On Thursday September 20, the Medieval Institute hosted Fr. Andrew Louth as the first lecturer in the 2018-2019 Byzantine Lecture series. Fr. Louth, an expert in patristics and byzantine theology, delivered a talk entitled, “Orthodoxy and its Discontents: From the Synodikon of Orthodoxy to the Council of Ferrara/Florence,” to a packed room of around 70 audience members.
Fr. Louth skillfully examined the development of the term “orthodoxy” as a label for the religious opinions of the Byzantine Empire.
According to Fr.

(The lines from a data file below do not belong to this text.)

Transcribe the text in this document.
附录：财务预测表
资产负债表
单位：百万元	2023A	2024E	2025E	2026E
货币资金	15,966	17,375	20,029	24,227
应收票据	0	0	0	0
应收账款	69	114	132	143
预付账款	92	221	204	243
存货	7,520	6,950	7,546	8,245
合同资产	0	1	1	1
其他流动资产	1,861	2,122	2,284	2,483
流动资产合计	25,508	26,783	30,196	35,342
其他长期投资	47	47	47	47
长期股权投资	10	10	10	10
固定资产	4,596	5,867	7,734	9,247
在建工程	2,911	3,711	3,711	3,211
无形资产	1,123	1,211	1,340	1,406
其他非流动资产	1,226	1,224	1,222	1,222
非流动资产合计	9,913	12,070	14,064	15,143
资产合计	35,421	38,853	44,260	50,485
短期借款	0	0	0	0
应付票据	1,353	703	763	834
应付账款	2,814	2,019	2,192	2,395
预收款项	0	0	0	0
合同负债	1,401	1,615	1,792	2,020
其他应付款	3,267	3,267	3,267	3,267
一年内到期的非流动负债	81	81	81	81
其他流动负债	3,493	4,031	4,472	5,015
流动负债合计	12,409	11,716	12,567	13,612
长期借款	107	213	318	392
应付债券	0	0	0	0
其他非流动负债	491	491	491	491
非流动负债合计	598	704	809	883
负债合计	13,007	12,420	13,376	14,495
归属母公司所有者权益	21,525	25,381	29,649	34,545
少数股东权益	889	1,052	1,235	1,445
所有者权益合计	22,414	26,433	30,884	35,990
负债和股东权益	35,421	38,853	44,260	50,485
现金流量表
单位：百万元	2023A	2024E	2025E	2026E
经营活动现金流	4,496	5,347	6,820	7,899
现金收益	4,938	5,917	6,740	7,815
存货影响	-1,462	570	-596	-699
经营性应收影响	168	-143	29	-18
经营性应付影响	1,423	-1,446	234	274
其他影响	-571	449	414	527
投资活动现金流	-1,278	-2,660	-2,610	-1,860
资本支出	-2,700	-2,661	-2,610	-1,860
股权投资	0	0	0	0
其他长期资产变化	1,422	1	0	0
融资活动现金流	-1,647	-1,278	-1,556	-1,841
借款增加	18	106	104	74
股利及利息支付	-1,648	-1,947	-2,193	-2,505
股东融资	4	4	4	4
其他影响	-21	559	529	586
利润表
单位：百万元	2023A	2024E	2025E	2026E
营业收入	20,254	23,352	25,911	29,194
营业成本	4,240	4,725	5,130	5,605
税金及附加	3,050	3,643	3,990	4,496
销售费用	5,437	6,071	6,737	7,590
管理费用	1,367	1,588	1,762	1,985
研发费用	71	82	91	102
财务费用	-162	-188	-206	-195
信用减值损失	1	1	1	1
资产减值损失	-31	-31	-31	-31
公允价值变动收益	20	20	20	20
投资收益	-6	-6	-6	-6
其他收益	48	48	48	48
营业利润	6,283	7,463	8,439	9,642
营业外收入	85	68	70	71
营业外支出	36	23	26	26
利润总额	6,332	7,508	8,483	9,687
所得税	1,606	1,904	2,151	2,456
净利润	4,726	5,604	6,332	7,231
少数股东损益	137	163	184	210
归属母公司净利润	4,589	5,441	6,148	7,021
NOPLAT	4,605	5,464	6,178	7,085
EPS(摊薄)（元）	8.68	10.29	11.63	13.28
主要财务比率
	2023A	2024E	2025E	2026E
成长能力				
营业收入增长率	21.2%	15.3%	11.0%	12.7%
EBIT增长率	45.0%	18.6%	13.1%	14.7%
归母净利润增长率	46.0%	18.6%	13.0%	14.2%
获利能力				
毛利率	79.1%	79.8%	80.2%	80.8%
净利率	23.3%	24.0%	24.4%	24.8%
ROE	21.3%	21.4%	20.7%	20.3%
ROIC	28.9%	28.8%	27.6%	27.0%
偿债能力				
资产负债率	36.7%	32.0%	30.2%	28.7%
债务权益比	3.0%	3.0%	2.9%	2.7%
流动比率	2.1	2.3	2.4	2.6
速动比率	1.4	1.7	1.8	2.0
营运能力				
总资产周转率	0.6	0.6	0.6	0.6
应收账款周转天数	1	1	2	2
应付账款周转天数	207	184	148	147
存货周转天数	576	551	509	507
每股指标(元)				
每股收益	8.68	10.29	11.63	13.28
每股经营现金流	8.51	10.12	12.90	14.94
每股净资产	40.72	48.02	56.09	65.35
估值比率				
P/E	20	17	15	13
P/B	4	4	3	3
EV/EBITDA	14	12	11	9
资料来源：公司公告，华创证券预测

Louth, the official use of 'orthodoxy' probably goes back to the Synodikon of Orthodoxy, issued in 843. This is on the one hand a liturgical proclamation made on the First Sunday of Lent and annually thereafter, and on the other a political document, issued by the Emperor. Fr. Louth stressed that the Synodikon was primarily a performative text. Every year church goers would participate in the recitation of the text in defense of “orthodoxy” and, by their participation, become complicit in the construction of “orthodoxy.”
The complexity of “orthodoxy” provided much fodder for Fr. Louth’s talk. The Synodikon details what “orthodoxy” is not through the enumeration of multiple anathemas, but it never provides a positive definition of what “orthodoxy” is. Moreover, the Synodikon is not a closed list; emperors added to the document as new heresies and conflicts arose. Fr. Louth enumerated and examined the multiple difficulties that arise from the use of such a document to craft an “orthodox” identity.
Keep an eye on our events feed for notices of upcoming lectures in the Byzantine Series.
Andrew Louth is Professor Emeritus of Durham University and Honorary Fellow of the Vrije Universiteit, Amsterdam, attached to the Amsterdam Centre for Orthodox Theology. Previously he taught at Oxford University and Goldsmiths College, University of London. He has published widely on the church Fathers, with monographs on Dionysios the Areopagite, Maximos the Confessor, and John Damascene. More recently he has written an introduction of Orthodox Theology, and Modern Orthodox Thinkers (2015). He is an archpriest of the Diocese of Sourozh, Moscow Patriarchate.